Philippe en opération promotion des réformes en Charente

Philippe en opération promotion des réformes en Charente
Le Premier ministre Edouard Philippe visite une usine de "charentaises" à Rivières le 2 mai 2019

AFP, publié le jeudi 02 mai 2019 à 18h55

Retour sur le terrain: Edouard Philippe a renoué jeudi en Charente avec les déplacements au long cours loin de Paris, un exercice conçu pour défendre et promouvoir le bilan du gouvernement après deux ans de mandat, dont six mois de tempête sociale.

Le Premier ministre s'est démultiplié toute la journée dans une succession de villages pour expliquer son action, mais aussi prendre le pouls du terrain en "délocalisant" Matignon. 

Il doit poursuivre vendredi dans ce sillon, en plus de deux "séquences" plus urbaines à Angoulême, afin de montrer que si les "gilets jaunes" avaient fait sortir de son lit le cours du quinquennat, et au lendemain d'un 1er mai houleux, le cap a été maintenu.

Renouer avec l'exercice, inédit depuis juin 2018 (déplacement en Haute-Garonne), se conforme aussi à l'injonction d'Emmanuel Macron de "faire redescendre Paris en région, des fonctionnaires sur le terrain", souligne-t-on à Matignon. 

"Le Premier ministre a choisi un programme vaste. L'idée est d'illustrer la politique menée jusqu'ici", fait-on encore valoir à Matignon, qui a de nouveau emmené dans ses bagages une trentaine de conseillers, chacun doté d'un programme à part dans son secteur de compétences.

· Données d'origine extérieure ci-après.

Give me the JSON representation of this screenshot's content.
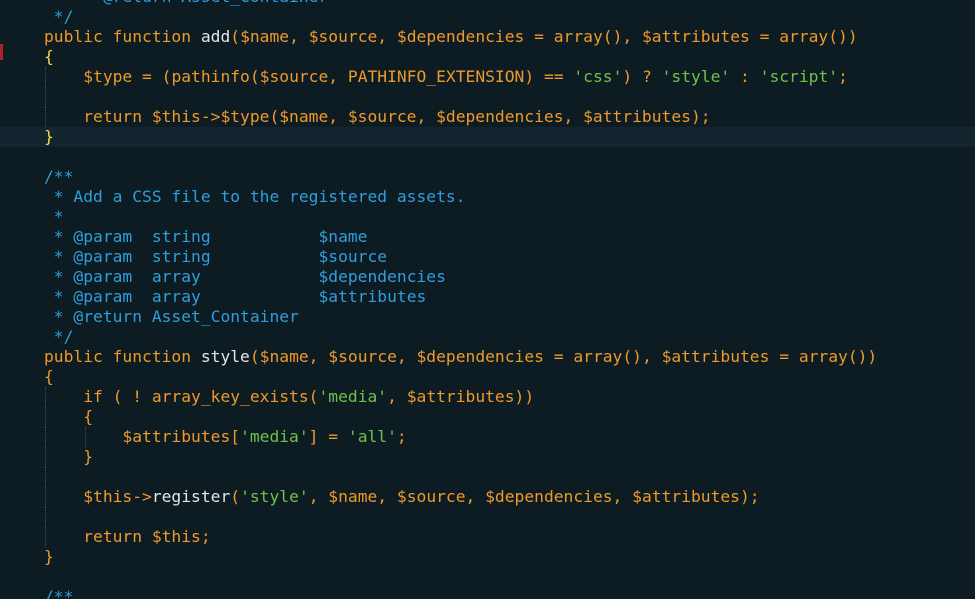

Jeudi, le chef du gouvernement, flanqué de son ministre de l'Intérieur Christophe Castaner et du secrétaire d'Etat Gabriel Attal, a débuté par la visite du centre de formation des apprentis à Chasseneuil-sur-Bonnieure, alors que la réforme du financement de l'apprentissage, issue de la loi "Avenir professionnel", entre en application et remet à plat le système pour le millier de CFA qui accueillaient 437.000 apprentis fin 2018.

L'occasion aussi de dévoiler une batterie de mesures pour faire baisser de 30% le coût du permis de conduire, en favorisant notamment l'apprentissage sur simulateur et sur boîte automatique.

Dans une exploitation laitière, aux côtés du ministre de l'Agriculture Didier Guillaume, M. Philippe a aussi mis en avant les timides premières avancées pour le revenu des exploitants grâce à la loi issue des Etats généraux de l'Alimentation.

Mais, lors d'une table ronde organisée dans une étable, M. Guillaume a reconnu devant des éleveurs que le prix du lait n'était pas à la mesure des attentes suscitées, en dépit des accords passés par plusieurs industriels avec la grande distribution. "Il faut que demain les prix à la production remontent, il ne faut pas nous la faire à l'envers, il faut que tout le monde gagne sa vie", a lancé le ministre de l'Agriculture.

- SAV des mesures d'urgence -

Après la visite d'une gendarmerie et une étape incontournable dans une usine de charentaises, M. Philippe s'est également rendu auprès du "Club des aînés" de Vouzan (environ 800 habitants). L'heure est en effet à l'apaisement entre l'exécutif et les retraités, qui avaient protesté contre l'augmentation de la CSG et la désindexation des pensions jusqu'à forcer Emmanuel Macron à rétropédaler sur ces décisions.

Le Premier ministre a aussi fait la promotion des mesures d'urgence prises le 10 décembre dernier par le chef de l'Etat et censées répondre à la crise.

Ainsi, quelque 5,5 millions de salariés ont reçu de leur employeur une prime exceptionnelle défiscalisée, d'un montant moyen de 400 euros, selon le bilan définitif sur ce dispositif qui sera reconduit l'année prochaine.

Au total 2,2 milliards d'euros de primes ont été versées par les entreprises entre le 10 décembre et le 31 mars, période pendant laquelle elles pouvaient signer un accord collectif portant sur le versement de ce bonus. L'exonération d'impôt et de charges des heures supplémentaires rapportera pour sa part 3 milliards d'euros de pouvoir d'achat, selon M. Philippe qui a précisé que la prime d'activité avait été alloué à 1,1 million de personnes supplémentaires.

Vendredi, M. Philippe doit de nouveau arpenter la campagne de la Charente sur des thèmes variés -maison de services au public, remplacement progressif du glyphosate dans la viticulture, etc.. 

Il terminera sa visite à Angoulême pour promouvoir le programme "actions coeur de ville", un des dispositifs phares de l'action gouvernementale. Déployé depuis un an auprès de 222 villes, ce dispositif doit permettre de mobiliser 5 milliards d'euros sur cinq ans pour ramener des habitants et des commerces dans les centres-villes délaissés.